Note: This was originally published May 17, 1999, when I was the Frugal Living Guide for About.com Other sites have since picked it up and published it, but I own the rights to it. I am not complaining; on the contrary, it's a compliment when people think what I have written is worth repeating - as long as they attribute the work to me.
Frugal people are familiar with things like self-sufficiency, homeschooling, midwifery, simple living, alternative energy, dumpster diving and wild food foraging. We are also familiar with budgets, bank rates, and personal finance.
We live in every circumstance and situation imaginable, from past the end-of-the-road rural cabins, to highrise apartments. Some of us are passionate about the natural world around us, others feel as if allowing our hair to grow an extra inch is going natural. For some, "back to basics" means cooking a meal instead of eating out, for others, it means sawing the winter's wood with a crosscut saw.
Just as we are a diverse, broad ray in the spectrum of lifestyles, we are also perceived in many opposing ways.
"Frugality" can conjure up visions of continual black bean soup and shoes with cardboard insoles. "Mean" and "stingy" are the synonyms that come quickly to mind. Doing without, deprivation, and poor, are other words used to describe a state of being that's a threat rather than a blessing; a thing to be avoided rather than sought after.
But frugality (synonyms: economical, money-wise, canny) can also mean creatively making the available money do as many things as possible, down to creating and maintaining a comfortable savings account and living debt-free.
What and who are we, really? Most of us will find ourselves on neither end of this seesaw -- and seesaw it is. Nothing ever stays balanced exactly, so there is always a little adjustment to be made here, a little tuck to be taken there. Probably the only thing that can be said of frugal people is that they are determined to get the most and the best from the resources they have.

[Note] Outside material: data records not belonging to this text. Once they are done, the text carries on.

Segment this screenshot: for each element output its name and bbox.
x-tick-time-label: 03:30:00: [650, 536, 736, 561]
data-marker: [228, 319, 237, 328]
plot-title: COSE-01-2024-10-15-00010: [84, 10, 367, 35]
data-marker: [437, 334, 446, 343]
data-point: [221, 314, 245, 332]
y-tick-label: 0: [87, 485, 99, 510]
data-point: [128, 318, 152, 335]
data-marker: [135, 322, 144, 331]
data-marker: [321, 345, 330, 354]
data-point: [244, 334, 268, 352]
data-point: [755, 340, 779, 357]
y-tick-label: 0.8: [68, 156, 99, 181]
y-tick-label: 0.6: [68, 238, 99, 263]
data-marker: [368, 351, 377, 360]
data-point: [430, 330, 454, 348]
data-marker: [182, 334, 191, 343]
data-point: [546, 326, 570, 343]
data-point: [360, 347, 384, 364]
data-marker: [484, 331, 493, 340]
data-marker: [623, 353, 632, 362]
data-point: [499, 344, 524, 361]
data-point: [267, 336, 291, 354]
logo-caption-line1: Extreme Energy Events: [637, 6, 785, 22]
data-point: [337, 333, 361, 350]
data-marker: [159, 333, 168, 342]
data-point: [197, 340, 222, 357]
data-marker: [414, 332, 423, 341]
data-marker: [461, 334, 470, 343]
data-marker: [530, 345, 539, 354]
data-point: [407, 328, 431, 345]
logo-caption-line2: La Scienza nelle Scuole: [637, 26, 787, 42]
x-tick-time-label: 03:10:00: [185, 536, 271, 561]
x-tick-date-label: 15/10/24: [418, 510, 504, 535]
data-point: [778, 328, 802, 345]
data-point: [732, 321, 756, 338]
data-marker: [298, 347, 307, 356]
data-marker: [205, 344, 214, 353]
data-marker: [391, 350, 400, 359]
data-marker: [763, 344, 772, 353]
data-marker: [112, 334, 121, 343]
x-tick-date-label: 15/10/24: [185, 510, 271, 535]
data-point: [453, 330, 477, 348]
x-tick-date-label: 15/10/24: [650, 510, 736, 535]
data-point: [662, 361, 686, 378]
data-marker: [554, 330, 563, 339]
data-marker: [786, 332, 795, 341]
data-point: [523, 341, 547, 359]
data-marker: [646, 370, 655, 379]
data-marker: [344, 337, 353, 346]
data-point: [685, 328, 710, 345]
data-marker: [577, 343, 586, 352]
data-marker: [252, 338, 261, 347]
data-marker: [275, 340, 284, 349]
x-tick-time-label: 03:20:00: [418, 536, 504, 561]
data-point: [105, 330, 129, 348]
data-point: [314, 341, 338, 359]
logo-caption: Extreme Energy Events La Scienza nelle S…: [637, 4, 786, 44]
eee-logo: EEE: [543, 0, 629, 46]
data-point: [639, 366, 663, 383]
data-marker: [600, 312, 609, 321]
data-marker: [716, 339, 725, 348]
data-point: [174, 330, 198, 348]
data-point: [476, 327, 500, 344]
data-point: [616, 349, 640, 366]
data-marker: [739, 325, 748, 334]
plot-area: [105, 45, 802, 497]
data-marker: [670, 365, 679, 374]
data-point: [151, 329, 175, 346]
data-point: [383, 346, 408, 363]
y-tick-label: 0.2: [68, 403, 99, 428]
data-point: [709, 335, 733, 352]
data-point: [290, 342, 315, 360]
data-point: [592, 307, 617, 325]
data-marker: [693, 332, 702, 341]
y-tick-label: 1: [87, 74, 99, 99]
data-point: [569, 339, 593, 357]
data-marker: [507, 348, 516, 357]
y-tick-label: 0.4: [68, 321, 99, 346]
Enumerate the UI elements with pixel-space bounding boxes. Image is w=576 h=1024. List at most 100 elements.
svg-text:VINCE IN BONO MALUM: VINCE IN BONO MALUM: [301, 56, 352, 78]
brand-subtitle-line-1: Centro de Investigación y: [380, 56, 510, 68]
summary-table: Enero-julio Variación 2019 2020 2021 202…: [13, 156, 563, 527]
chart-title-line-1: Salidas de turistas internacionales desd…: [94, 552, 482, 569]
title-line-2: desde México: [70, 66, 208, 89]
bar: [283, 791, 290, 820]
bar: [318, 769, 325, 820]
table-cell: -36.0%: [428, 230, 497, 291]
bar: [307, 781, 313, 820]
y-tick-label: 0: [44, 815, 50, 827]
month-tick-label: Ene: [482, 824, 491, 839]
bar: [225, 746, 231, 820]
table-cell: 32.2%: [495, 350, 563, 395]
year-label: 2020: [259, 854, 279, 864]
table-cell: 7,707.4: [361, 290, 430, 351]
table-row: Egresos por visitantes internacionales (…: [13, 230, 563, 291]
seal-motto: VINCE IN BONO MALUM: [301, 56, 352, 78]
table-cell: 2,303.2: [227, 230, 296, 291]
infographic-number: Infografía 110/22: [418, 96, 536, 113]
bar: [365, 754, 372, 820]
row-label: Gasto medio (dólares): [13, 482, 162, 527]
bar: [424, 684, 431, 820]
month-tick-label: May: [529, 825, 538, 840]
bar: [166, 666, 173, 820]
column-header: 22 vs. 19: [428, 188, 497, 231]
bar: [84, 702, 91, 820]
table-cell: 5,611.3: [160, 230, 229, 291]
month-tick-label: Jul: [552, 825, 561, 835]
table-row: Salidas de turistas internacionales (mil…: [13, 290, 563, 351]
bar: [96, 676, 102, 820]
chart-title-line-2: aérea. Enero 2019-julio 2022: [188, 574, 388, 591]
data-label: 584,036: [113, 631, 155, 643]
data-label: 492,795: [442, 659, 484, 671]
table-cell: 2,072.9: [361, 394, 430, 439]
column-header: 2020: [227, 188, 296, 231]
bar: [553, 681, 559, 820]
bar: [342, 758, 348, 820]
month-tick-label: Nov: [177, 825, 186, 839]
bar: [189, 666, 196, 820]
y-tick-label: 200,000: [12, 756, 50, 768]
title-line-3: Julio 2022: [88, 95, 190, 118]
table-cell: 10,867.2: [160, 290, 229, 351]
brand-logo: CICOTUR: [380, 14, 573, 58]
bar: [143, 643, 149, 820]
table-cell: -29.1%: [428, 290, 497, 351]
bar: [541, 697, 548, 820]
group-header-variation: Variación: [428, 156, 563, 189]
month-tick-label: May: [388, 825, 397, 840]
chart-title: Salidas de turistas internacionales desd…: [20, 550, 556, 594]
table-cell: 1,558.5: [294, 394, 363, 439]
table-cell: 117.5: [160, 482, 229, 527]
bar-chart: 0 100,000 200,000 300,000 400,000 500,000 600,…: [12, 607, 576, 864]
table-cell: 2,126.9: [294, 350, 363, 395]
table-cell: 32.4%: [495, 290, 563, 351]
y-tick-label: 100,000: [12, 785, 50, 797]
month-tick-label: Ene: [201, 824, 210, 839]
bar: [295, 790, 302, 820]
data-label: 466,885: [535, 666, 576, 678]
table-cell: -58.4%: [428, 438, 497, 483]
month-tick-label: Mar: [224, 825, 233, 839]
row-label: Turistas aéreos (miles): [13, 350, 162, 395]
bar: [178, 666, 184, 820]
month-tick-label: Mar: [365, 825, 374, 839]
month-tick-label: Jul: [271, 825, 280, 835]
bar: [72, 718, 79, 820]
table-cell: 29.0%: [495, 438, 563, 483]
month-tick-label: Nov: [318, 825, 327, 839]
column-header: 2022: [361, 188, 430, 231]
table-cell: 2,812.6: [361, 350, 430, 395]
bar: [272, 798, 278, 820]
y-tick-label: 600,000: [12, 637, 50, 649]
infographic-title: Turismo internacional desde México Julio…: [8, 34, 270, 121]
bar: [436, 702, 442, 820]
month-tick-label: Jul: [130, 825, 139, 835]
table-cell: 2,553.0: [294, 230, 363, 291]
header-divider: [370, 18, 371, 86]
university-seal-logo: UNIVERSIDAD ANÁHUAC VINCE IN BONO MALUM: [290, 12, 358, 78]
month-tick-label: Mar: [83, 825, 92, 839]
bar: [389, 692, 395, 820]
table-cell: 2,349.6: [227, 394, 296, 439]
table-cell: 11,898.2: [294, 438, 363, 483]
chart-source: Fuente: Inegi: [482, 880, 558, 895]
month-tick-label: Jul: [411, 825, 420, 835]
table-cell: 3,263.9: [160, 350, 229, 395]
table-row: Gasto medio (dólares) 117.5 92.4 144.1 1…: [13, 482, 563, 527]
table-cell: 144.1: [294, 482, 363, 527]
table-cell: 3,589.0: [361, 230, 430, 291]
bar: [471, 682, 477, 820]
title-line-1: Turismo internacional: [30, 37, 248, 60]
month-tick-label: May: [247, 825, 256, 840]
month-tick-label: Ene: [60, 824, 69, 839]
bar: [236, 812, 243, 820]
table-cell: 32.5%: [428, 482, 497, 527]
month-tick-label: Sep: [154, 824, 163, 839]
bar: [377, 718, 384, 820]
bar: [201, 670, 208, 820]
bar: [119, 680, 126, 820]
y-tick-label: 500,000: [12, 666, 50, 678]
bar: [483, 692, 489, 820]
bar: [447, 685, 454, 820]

Most of us simply continue trying to be more and more frugal in various ways, but there are those who have the courage to completely sell out. Voluntary simplicity, they call it. A simpler, more frugal life isn't limited to those who have already made it, and changed their minds, either.
In the final test, living frugally is all about choices... yours and mine. When we begin to make conscious choices about how, when, and if we use your resources, we are immediately more in control. And when we're in control, the responsibility is ours -- for a more frugal tomorrow, personally and globally.